Валя вышла на кухню. Выпила холодной с ночи воды, ощущая, как вода эта приятно холодит, как она соответствует её внутреннему ощущению, как вода остужает те части в её теле, что были слишком горячи, и как бы не соответствовали остальному внутреннему холоду. Валя почувствовала, что желудок её нездоров, и сразу поняла, как и как долго его будет лечить. Той же водой она умылась, смывая с себя последние липкие паутинки снов. Затем она облила макушку этой же водой, стоя в сумеречном предрассветном саду, и ощутила, как жилы, которые связывали её с особым миром, вдруг, распрямляются и становятся “утренними”. Она сама не знала, что значит это “утреннее” состояние, что же за жилы такие пронизывают её тело, как натянутые струны, она просто опять знала, что это правильно. Омывая макушку, она стояла согнувшись, но вдруг осознала, что это не просто тело согнулось, это был поклон. Кому и зачем? Если бы её спросили, она бы, немного помявшись, ответила, что, кажется, всему. И пожала бы плечами со счастливым, наивно улыбающимся и недоуменным лицом. А потом бы, может, побежала от вопрошающего дальше смотреть на мир: на лес, на траву, на небо, на реку, на всё.

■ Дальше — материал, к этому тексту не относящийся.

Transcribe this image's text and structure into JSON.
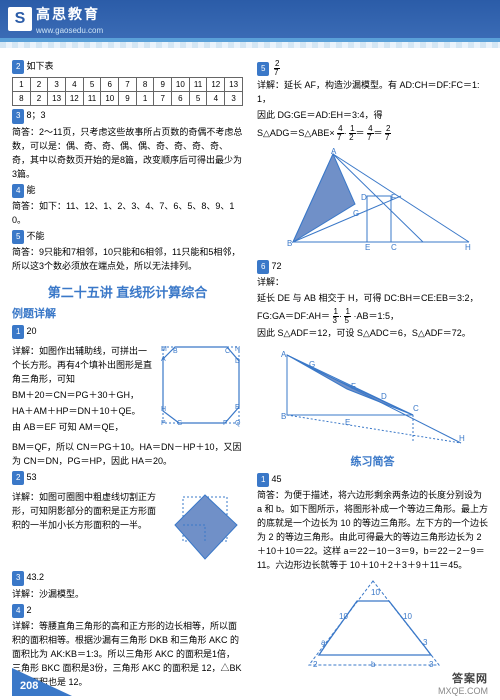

Чуткий старушечий сон Александры нарушил всего лишь еле слышимый топоток ног внучки и скрип раскрываемой двери. С растрёпанными волосами и свисавшей без лифчика грудью, она словно сыч, полетела к внучке. Валя как раз закончила умываться и тихо сидела на ступеньках, наблюдая за природой. Удивительно, но ни один ночной комар не попытался её укусить. А вот на Шуру накинулась одна такая злая комариха, что попыталась её укусить, если не в глаз, так в веко уж точно.

– Что ты тут делаешь? – спросила бабушка у внучки озабоченно. На всякий случай тревожным взглядом осматривая соседние брошенные избы и улицу в поисках Санька.

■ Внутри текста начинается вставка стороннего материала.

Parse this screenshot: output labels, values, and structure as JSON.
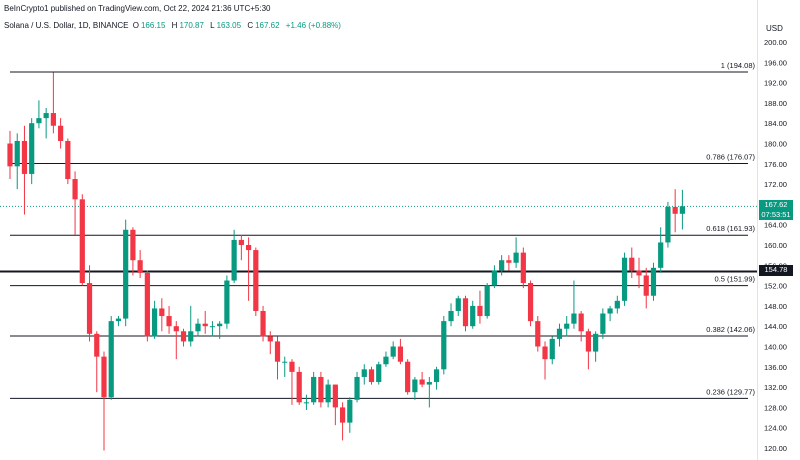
{
  "header": {
    "publisher": "BeInCrypto1 published on TradingView.com, Oct 22, 2024 21:36 UTC+5:30",
    "symbol": "Solana / U.S. Dollar, 1D, BINANCE",
    "ohlc": [
      {
        "label": "O",
        "value": "166.15"
      },
      {
        "label": "H",
        "value": "170.87"
      },
      {
        "label": "L",
        "value": "163.05"
      },
      {
        "label": "C",
        "value": "167.62"
      }
    ],
    "change": "+1.46 (+0.88%)"
  },
  "price_axis": {
    "currency": "USD",
    "current_price": "167.62",
    "countdown": "07:53:51",
    "level_price": "154.78"
  },
  "colors": {
    "up": "#089981",
    "down": "#f23645",
    "fib_line": "#131722",
    "current_line": "#089981"
  },
  "chart_data": {
    "type": "candlestick",
    "symbol": "Solana / U.S. Dollar",
    "interval": "1D",
    "ylim": [
      117,
      201
    ],
    "y_ticks": [
      120,
      124,
      128,
      132,
      136,
      140,
      144,
      148,
      152,
      156,
      160,
      164,
      168,
      172,
      176,
      180,
      184,
      188,
      192,
      196,
      200
    ],
    "horizontal_levels": [
      {
        "label": "1 (194.08)",
        "value": 194.08
      },
      {
        "label": "0.786 (176.07)",
        "value": 176.07
      },
      {
        "label": "0.618 (161.93)",
        "value": 161.93
      },
      {
        "label": "0.5 (151.99)",
        "value": 151.99
      },
      {
        "label": "0.382 (142.06)",
        "value": 142.06
      },
      {
        "label": "0.236 (129.77)",
        "value": 129.77
      }
    ],
    "price_line": 154.78,
    "current_price": 167.62,
    "candles": [
      [
        180,
        182.5,
        173,
        175.5
      ],
      [
        175.5,
        182,
        171,
        180.5
      ],
      [
        180.5,
        183.5,
        166,
        174
      ],
      [
        174,
        185,
        172,
        184
      ],
      [
        184,
        188.5,
        183,
        185
      ],
      [
        185,
        187,
        181,
        186
      ],
      [
        186,
        194,
        182,
        183.5
      ],
      [
        183.5,
        185,
        179,
        180.5
      ],
      [
        180.5,
        181,
        172,
        173
      ],
      [
        173,
        174.5,
        162,
        169
      ],
      [
        169,
        170,
        152,
        152.5
      ],
      [
        152.5,
        156,
        141,
        142.5
      ],
      [
        142.5,
        143,
        131,
        138
      ],
      [
        138,
        139,
        119.5,
        130
      ],
      [
        130,
        146,
        129.5,
        145
      ],
      [
        145,
        146,
        144,
        145.5
      ],
      [
        145.5,
        165,
        144,
        163
      ],
      [
        163,
        163.5,
        154,
        157
      ],
      [
        157,
        159,
        153.5,
        154.5
      ],
      [
        154.5,
        155,
        141,
        142
      ],
      [
        142,
        149,
        141.5,
        147.5
      ],
      [
        147.5,
        149.5,
        143,
        146
      ],
      [
        146,
        148,
        142.5,
        144
      ],
      [
        144,
        145,
        137.5,
        143
      ],
      [
        143,
        143.5,
        140,
        141
      ],
      [
        141,
        148,
        140,
        143
      ],
      [
        143,
        145.5,
        142,
        144.5
      ],
      [
        144.5,
        147,
        142.5,
        144
      ],
      [
        144,
        145,
        142,
        144
      ],
      [
        144,
        145,
        141.5,
        144.5
      ],
      [
        144.5,
        154,
        143.5,
        153
      ],
      [
        153,
        163,
        152.5,
        161
      ],
      [
        161,
        162,
        157,
        160
      ],
      [
        160,
        161.5,
        149,
        159
      ],
      [
        159,
        159.5,
        146,
        147
      ],
      [
        147,
        148,
        141,
        142
      ],
      [
        142,
        143,
        138.5,
        141
      ],
      [
        141,
        142,
        133.5,
        137
      ],
      [
        137,
        138,
        134,
        137
      ],
      [
        137,
        137.5,
        128.5,
        135
      ],
      [
        135,
        136,
        128.5,
        129
      ],
      [
        129,
        130.5,
        127.5,
        129
      ],
      [
        129,
        135,
        128.5,
        134
      ],
      [
        134,
        135,
        128,
        129
      ],
      [
        129,
        133.5,
        128,
        132.5
      ],
      [
        132.5,
        132.5,
        124.5,
        128
      ],
      [
        128,
        129,
        121.5,
        125
      ],
      [
        125,
        130,
        123,
        129.5
      ],
      [
        129.5,
        135,
        129,
        134
      ],
      [
        134,
        136.5,
        132.5,
        135.5
      ],
      [
        135.5,
        136,
        132.5,
        133
      ],
      [
        133,
        137,
        132.5,
        136.5
      ],
      [
        136.5,
        139,
        136,
        138
      ],
      [
        138,
        141,
        137.5,
        140
      ],
      [
        140,
        141.5,
        136.5,
        137
      ],
      [
        137,
        137.5,
        130.5,
        131
      ],
      [
        131,
        134,
        129.5,
        133.5
      ],
      [
        133.5,
        135,
        132,
        132.5
      ],
      [
        132.5,
        134,
        128,
        133
      ],
      [
        133,
        136,
        131.5,
        135.5
      ],
      [
        135.5,
        146,
        134.5,
        145
      ],
      [
        145,
        148.5,
        144,
        147
      ],
      [
        147,
        150,
        146,
        149.5
      ],
      [
        149.5,
        150,
        143,
        144
      ],
      [
        144,
        149,
        143.5,
        148
      ],
      [
        148,
        151,
        144.5,
        146
      ],
      [
        146,
        152.5,
        145.5,
        152
      ],
      [
        152,
        156,
        151.5,
        155
      ],
      [
        155,
        158,
        154,
        157
      ],
      [
        157,
        158,
        155,
        156.5
      ],
      [
        156.5,
        161.5,
        155.5,
        158.5
      ],
      [
        158.5,
        159.5,
        151.5,
        152.5
      ],
      [
        152.5,
        153,
        144,
        145
      ],
      [
        145,
        146,
        139,
        140
      ],
      [
        140,
        141,
        133.5,
        137.5
      ],
      [
        137.5,
        142,
        136.5,
        141.5
      ],
      [
        141.5,
        144.5,
        140,
        143.5
      ],
      [
        143.5,
        146,
        142,
        144.5
      ],
      [
        144.5,
        153,
        143.5,
        146.5
      ],
      [
        146.5,
        147,
        141,
        143
      ],
      [
        143,
        143.5,
        135.5,
        139
      ],
      [
        139,
        143,
        137,
        142.5
      ],
      [
        142.5,
        147.5,
        141.5,
        146.5
      ],
      [
        146.5,
        148,
        145,
        147.5
      ],
      [
        147.5,
        150,
        146.5,
        149
      ],
      [
        149,
        158.5,
        148,
        157.5
      ],
      [
        157.5,
        159.5,
        153.5,
        155
      ],
      [
        155,
        157.5,
        151.5,
        154
      ],
      [
        154,
        155.5,
        147.5,
        150
      ],
      [
        150,
        156.5,
        149,
        155.5
      ],
      [
        155.5,
        163.5,
        154.5,
        160.5
      ],
      [
        160.5,
        168.5,
        159.5,
        167.5
      ],
      [
        167.5,
        171,
        162.5,
        166.15
      ],
      [
        166.15,
        170.87,
        163.05,
        167.62
      ]
    ]
  }
}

Валя поняла, что сейчас впервые соврёт. “Ложь во спасение истине равносильна”, – вдруг зазвучали у неё в голове голоса.

– Проснулась, – сказала она. Это была не правда, и не ложь. Это был компромисс.

– Пойдём-пойдём в избу, застудишься, деток не будет, – засуетилась Иванна.

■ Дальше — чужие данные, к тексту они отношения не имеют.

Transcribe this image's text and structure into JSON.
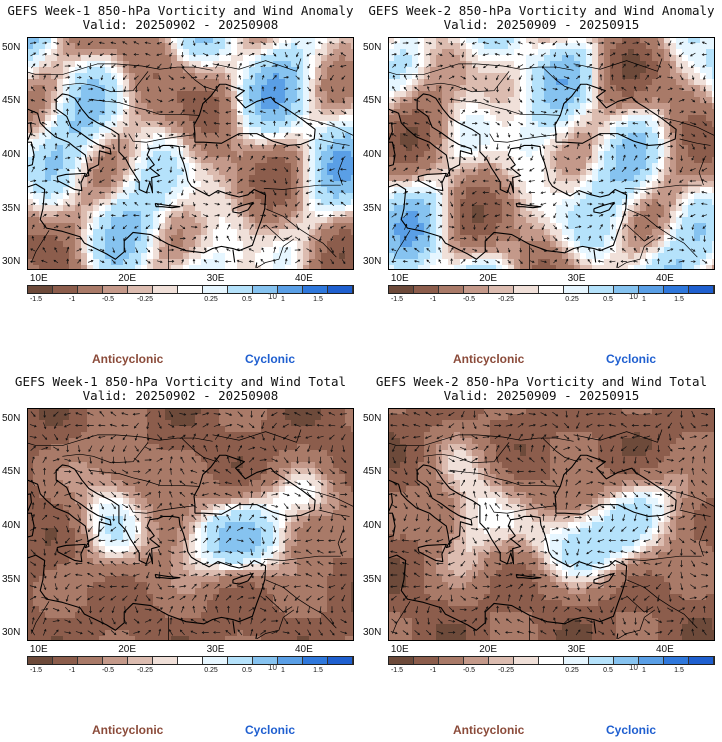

Валя промолчала. Она знала, что деток у неё не будет независимо от того, будет она сидеть в сугробе, под тёплым одеялом или на раскалённой печи. На ней чёртов род прервётся. Да и Верин дар детей завести не даст. Он ей достался от старой, потерявшей всех женщины. Надо это считать!

– Пойдём, бабуля, пойдём, – девушка сноровисто нырнула под локоток старухи и повела её в избу.

– Ну, – протянула Иванна, – Коли уже не будет сна, – внучка виновато пожала плечами, – Будем пить чай?

– Надо блинов сделать. На помин, – вдруг сказала Валечка.

Шура испугалась, всплеснула руками, лицо её вытянулось, как у мертвеца, но спорить не стала. Со страху даже не стала спрашивать на чей помин.

Яйца, мука да молоко – вот и весь нехитрый состав блинов. Замешать их просто, сложно жарить – тут сноровка нужна. И хотя Валя усиленно лезла помогать старой Иванне, та её отгоняла:

– Смотри, какой у тебя блин вышел, смотри! – смеясь, показывала Иванна на неопределённого вида тестообразную массу. Валя тоже смеялась, и верещала:

– Бабуля, дай-ка я ещё блинок сделаю!

Когда блины ровной стопкой возвысились над тарелкой с отколотым краем и полустёршейся позолотой, повисло какое-то молчание, словно одухотворённое блинным запахом, и такое же сладкое и приятно-тяжёлое, словно утренний сон. Две женщины, неловко переминаясь с ноги на ногу, не зная, что делать. Александра ждала, что скажет Валя, а девчонка вдруг выдала:

– Ба, а как помин делать?

Странная вера в Валины способности заставляла Шуру думать, что та знает всё, но похоже, она была всего лишь обычной девочкой. Ну, может не совсем обычной, но всё равно ей надо было учиться и учиться.

– Погоди, – всплеснула руками Иванна, – Я, кажется, знаю, где смотреть.